—I’d like to know more about the rushed retirement of the chairman of the Financial Accounting Standards Board, which The Wall Street Journal smartly gave some attention to this morning.
The chairman, Robert Herz, leaves with two years to go in his term and, a bit oddly, wasn’t available for comment. What’s more, the head of the nonprofit Financial Accounting Foundation that oversees FASB, says the group hopes to install a new chairman “in coming months,” so the departure seems quite abrupt, a “complete surprise,” in the words of a former FASB chairman quoted in the story. Hmm.
Herz appears to have been reform-minded. The Journal says he had fought hard for and won new rules requiring companies to expense stock options—a meat-and-potatoes good-governance measure.
The story hints that the departure has implications for the fight over mark-to-market accounting, but is a bit vague on what those might be:
Mr. Herz’s departure, set for Oct. 1, also comes as the body is enmeshed in a battle over a proposal to expand the use of mark-to-market accounting, which requires companies to use market prices rather than management estimates to value financial holdings.
It’s not clear if he was considered a strong advocate or not.
And the last paragraph also leaves you dangling a bit:
But he also suffered what many saw as a big defeat in the wake of the financial crisis. After Mr. Herz was browbeaten by members of Congress during a hearing on Capitol Hill over mark-to-market accounting, FASB subsequently changed some rules governing this practice.
Okay, but who said what, and what happened?
In a “Heard on the Street” column, David Reilly sheds some light on the context.

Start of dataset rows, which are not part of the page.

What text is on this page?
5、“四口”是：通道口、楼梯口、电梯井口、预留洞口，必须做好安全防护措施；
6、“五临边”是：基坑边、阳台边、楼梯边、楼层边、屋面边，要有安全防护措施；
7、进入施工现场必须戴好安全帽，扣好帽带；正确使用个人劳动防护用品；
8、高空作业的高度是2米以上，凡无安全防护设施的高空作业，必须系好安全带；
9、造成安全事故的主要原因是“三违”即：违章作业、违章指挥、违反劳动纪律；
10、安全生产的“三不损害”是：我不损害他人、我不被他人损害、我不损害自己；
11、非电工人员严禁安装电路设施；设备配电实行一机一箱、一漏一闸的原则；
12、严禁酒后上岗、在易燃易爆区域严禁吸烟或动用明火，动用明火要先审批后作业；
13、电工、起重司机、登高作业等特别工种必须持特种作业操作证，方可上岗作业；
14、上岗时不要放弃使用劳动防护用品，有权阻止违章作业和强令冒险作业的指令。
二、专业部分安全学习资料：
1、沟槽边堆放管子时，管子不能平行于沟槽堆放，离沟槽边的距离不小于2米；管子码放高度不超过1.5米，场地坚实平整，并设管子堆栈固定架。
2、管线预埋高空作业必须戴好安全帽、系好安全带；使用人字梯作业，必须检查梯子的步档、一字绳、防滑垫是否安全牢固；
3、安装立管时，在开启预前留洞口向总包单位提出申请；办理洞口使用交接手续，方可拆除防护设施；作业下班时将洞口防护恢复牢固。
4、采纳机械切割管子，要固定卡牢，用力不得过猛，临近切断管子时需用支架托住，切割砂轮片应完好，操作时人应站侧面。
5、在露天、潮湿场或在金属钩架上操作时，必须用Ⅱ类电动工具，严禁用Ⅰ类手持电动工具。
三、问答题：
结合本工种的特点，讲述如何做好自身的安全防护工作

This was a clear win for banks:
A new front has opened up in the war over mark-to-market accounting. Suddenly banks find themselves with an unexpected advantage in the fight over how they should value their vast holdings of financial instruments…
Mr. Herz had backed a recent proposal to expand the use of market-value accounting to banks’ loan books…Now, with Mr. Herz out of the picture, the future of the rule change may be in doubt.
Got it. A quibble, but it seems like these would have been better combined into one long story. I know that’s heresy these days, but dagnabit, it’s how I feel.
All in all, though, good work. And there seems to be plenty of room for a follow here.
—Speaking of accounting—Re:TheAuditors is running a useful post zeroing in on the role auditors played in blessing the books of some of the most execrable players of the mortgage boiler-room era. The issue is timely in the wake of recent shareholder settlements of cases involving Countrywide and New Century, both audited by KPMG. The post also harkens back to what is apparently a virtuoso bankruptcy examiner’s report on New Century by Michael J. Missal that pointed the finger squarely at the auditing firm.
—Michael Hiltzik makes a good point in linking income inequality to the $2 trillion cash hoard public companies are sitting on.
As the subheadline says:
Businesses are sitting on a record hoard of cash, but they’re not using it to hire workers or pay existing ones better wages. Broadly distributing the fruits of economic growth is the only way to sustain that growth.
Read the column and take a walk on the demand side.
—Finally, in the shocking-stat-of-the-day department, the Journal in reporting that quite reputable commercial landlords, Taubman, Vornado, etc., are walking away from properties that have sunk in value, uncorks this number:
Of the $1.4 trillion of commercial-real-estate debt coming due by the end of 2014, roughly 52% is attached to properties that are underwater, according to debt-analysis company Trepp LLC. And as the economic recovery sputters, owners of struggling properties are realizing a big property-value rebound isn’t imminent.
The great deleveraging continues. Wow.